This is the first entry in our ongoing series attempting to give straightforward answers to frequently asked questions about China. See the introduction to the series here. As we post new entries, they will be archived on our FAQ page.
When talking with people unfamiliar with China, they often ask questions like, “If you’re a communist and you’re Chinese, why aren’t you a member of the CCP? Do most Chinese workers or regular people really support the CCP? Do they think they live in a socialist society?” Since this first set of questions specifically addresses the experiences of PRC citizens, we compiled answers from our Chinese members and other friends from mainland China. (Future installments of this series will be written collectively by our editorial group as a whole, including non-Chinese members.) Below are the English translations of answers from each respondent, in some cases divided into several responses to each specific question. These are then followed by the original Chinese versions of the same questions and answers. Random pseudonyms have been assigned to protect the respondents.

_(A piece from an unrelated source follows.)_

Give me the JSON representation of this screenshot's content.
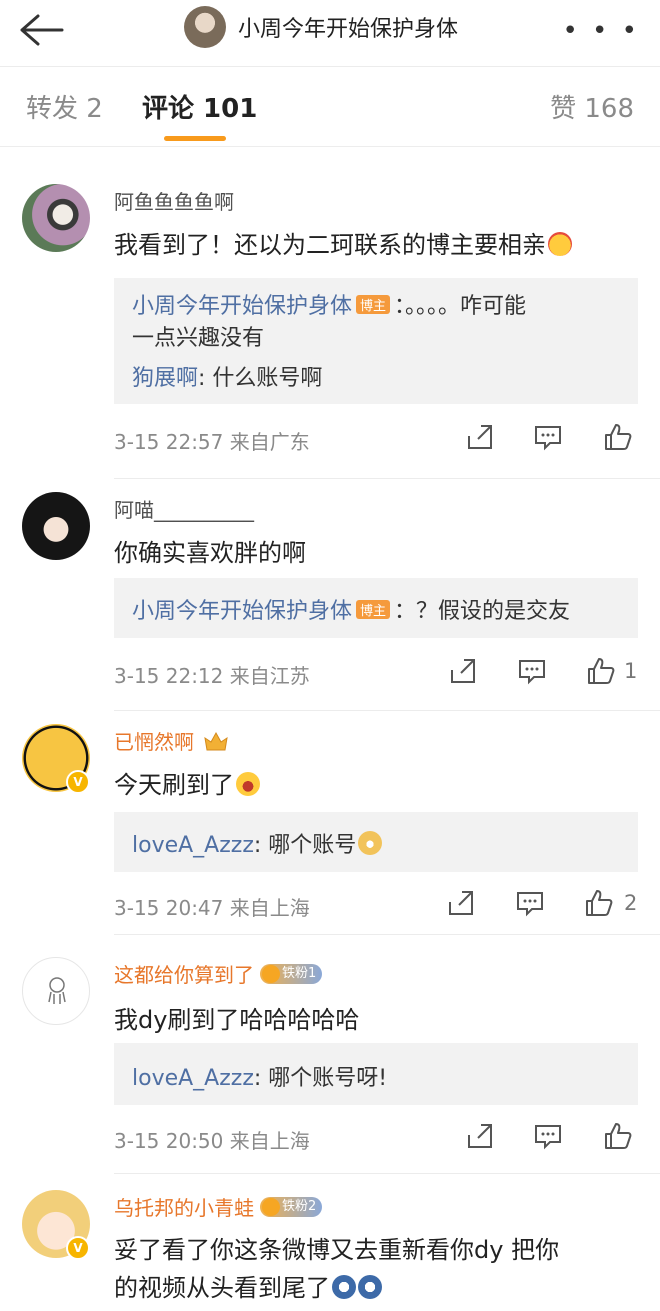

Throughout this series, we encourage readers to reformat these answers for use across platforms. If you’ve designed pamphlets, infographics or other media using these materials, please send them to us (e-mail: chuangcn@riseup.net) so that we can archive them here and repost on social media.
Answers:
Ruirui
(a)If you’re a communist and you’re Chinese, why aren’t you a member of the CCP?
How is this different from asking American or Japanese communists why they aren’t members of the CPUSA or the JCP? Communist Parties are not the same thing as communists in any country.
When I was a child, books and television would describe how, in the past, people’s lives had improved under the leadership of the CCP, and only those individuals with the greatest spirit of sacrifice could join the party, so “joining the party” seemed like a sacred thing. But I grew up after the Reform and Opening, when various phenomena in society and my family’s contradictory attitude toward the CCP filled me with doubts about this society, which was officially termed “the initial stage of socialism.” In college I applied to join the party, but I noticed that our Party Branch Secretary was the most distasteful (庸俗) person in our school, and the “perks” of membership such as precedence in getting a job as a civil servant held no attraction for me, so the whole idea of joining became distasteful. Later I came to realize that the CCP truly had nothing to do with communism, so my interest in it completely disappeared.
(b)Do most Chinese workers or regular people really support the CCP?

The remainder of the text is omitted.